Hay un mal no reflexionado, pero silenciosamente aprobado. La ausencia de reacción ante el sufrimiento de las camareras de piso, el negarse a comprendernos, es anclarse en la ceguera moral.

La destrucción de la vida de un extraño sin la menor duda de que cumples con tu deber y de que eres una persona moral, es maldad. Cuando un hotel se rinde o se entrega completamente a esa maldad, cuando solo teme la incompetencia y quedar rezagado respecto a sus competidores, cuando ni por un momento duda de que las personas no son más que unidades estadísticas, cuando la excusa es “ nada personal, solo negocios”, ha perdido toda sensibilidad moral.
En la ceguera moral -elegida, autoimpuesta o aceptada con facilidad- es necesario devolver la dignidad, la idea de la esencial inconmensurabilidad de los seres humanos, no solo a los grandes de este mundo, sino a los extras de la multitud, al individuo.
El concepto de “insensibilidad moral” denota un tipo de comportamiento cruel, inhumano y despiadado, una postura ecuánime e indiferente hacia las pruebas y tribulaciones de otras personas. El tipo de postura resumida en el gesto de “lavarse las manos” de Poncio Pilato.

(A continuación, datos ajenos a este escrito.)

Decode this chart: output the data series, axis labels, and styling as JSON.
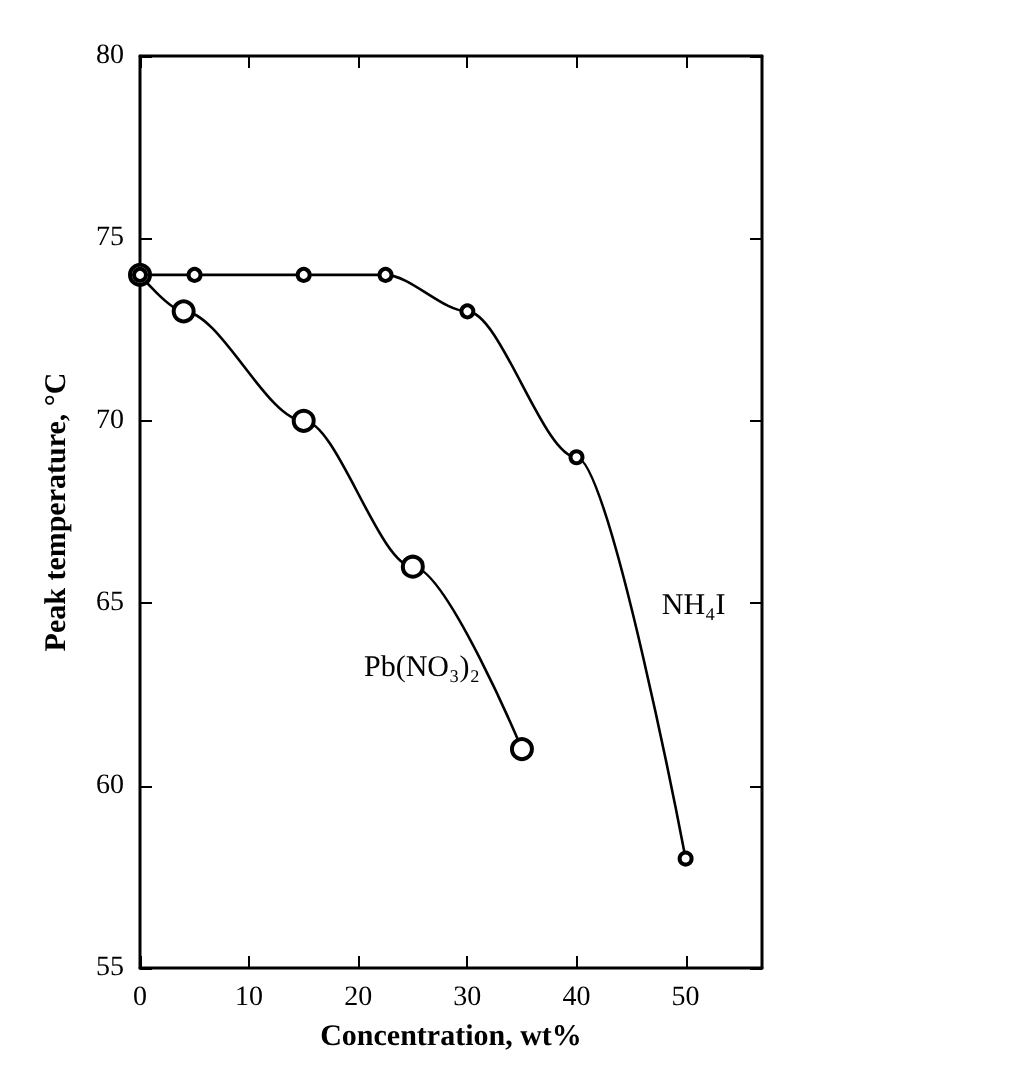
{
  "chart_data": {
    "type": "line",
    "xlabel": "Concentration, wt%",
    "ylabel": "Peak temperature, °C",
    "xlim": [
      0,
      57
    ],
    "xticks": [
      0,
      10,
      20,
      30,
      40,
      50
    ],
    "ylim": [
      55,
      80
    ],
    "yticks": [
      55,
      60,
      65,
      70,
      75,
      80
    ],
    "grid": false,
    "marker": "circle",
    "line_style": "solid",
    "series": [
      {
        "name": "Pb(NO₃)₂",
        "color": "#000000",
        "x": [
          0,
          4,
          15,
          25,
          35
        ],
        "values": [
          74,
          73,
          70,
          66,
          61
        ]
      },
      {
        "name": "NH₄I",
        "color": "#000000",
        "x": [
          0,
          5,
          15,
          22.5,
          30,
          40,
          50
        ],
        "values": [
          74,
          74,
          74,
          74,
          73,
          69,
          58
        ]
      }
    ]
  }
}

Algo anda mal en el compañerismo humano. En nuestra sociedad fuertemente individualizada, donde se considera que cada individuo ha de asumir la plena responsabilidad de su destino, sugieren la incompetencia del que sufre frente a las acciones de otras personas, evidentemente más exitosas, que parecen triunfar gracias a su mayor destreza y aplicación. La incompetencia sugiere inferioridad, y ser inferior y ser considerado como tal es un doloroso golpe a la autoestima, la dignidad personal y el valor de la autoafirmación.


Pues si no somos nada, seámoslo todo. ¿Queréis de verdad que lleguemos ahí?¿ No es preferible llegar a acuerdos antes de que nos unamos y paralicemos la gallina de los huevos de oro? Porque lo haremos, y de nada os servirán vuestros elegantes uniformes, vuestros idiomas, vuestra arrogancia. Cuando las camareras de piso bajemos los brazos y enderecemos la espalda, cuando de frente y en silencio nos halléis, temblad, porque carecemos de suplentes: buscareis y no hallaréis, y el caos se instalará, con pérdidas económicas de incalculables proporciones. No deis lugar a esto. Cuando la multitud se unió el 14 de Julio de 1798, Luis XVI, rey de Francia, escribió una sola palabra en su diario: Ríen. Ese día la risa se le fue a él, porque la plebe venció y tomó la Bastilla. Tomaros en serio nuestras peticiones, nuestro colectivo está gritando auxilio, y cuando un colectivo sufre, muerde.

Esther Salinas. Algunos fragmentos están interpretados de la Ceguera Moral de Zygmunt BAUMAN.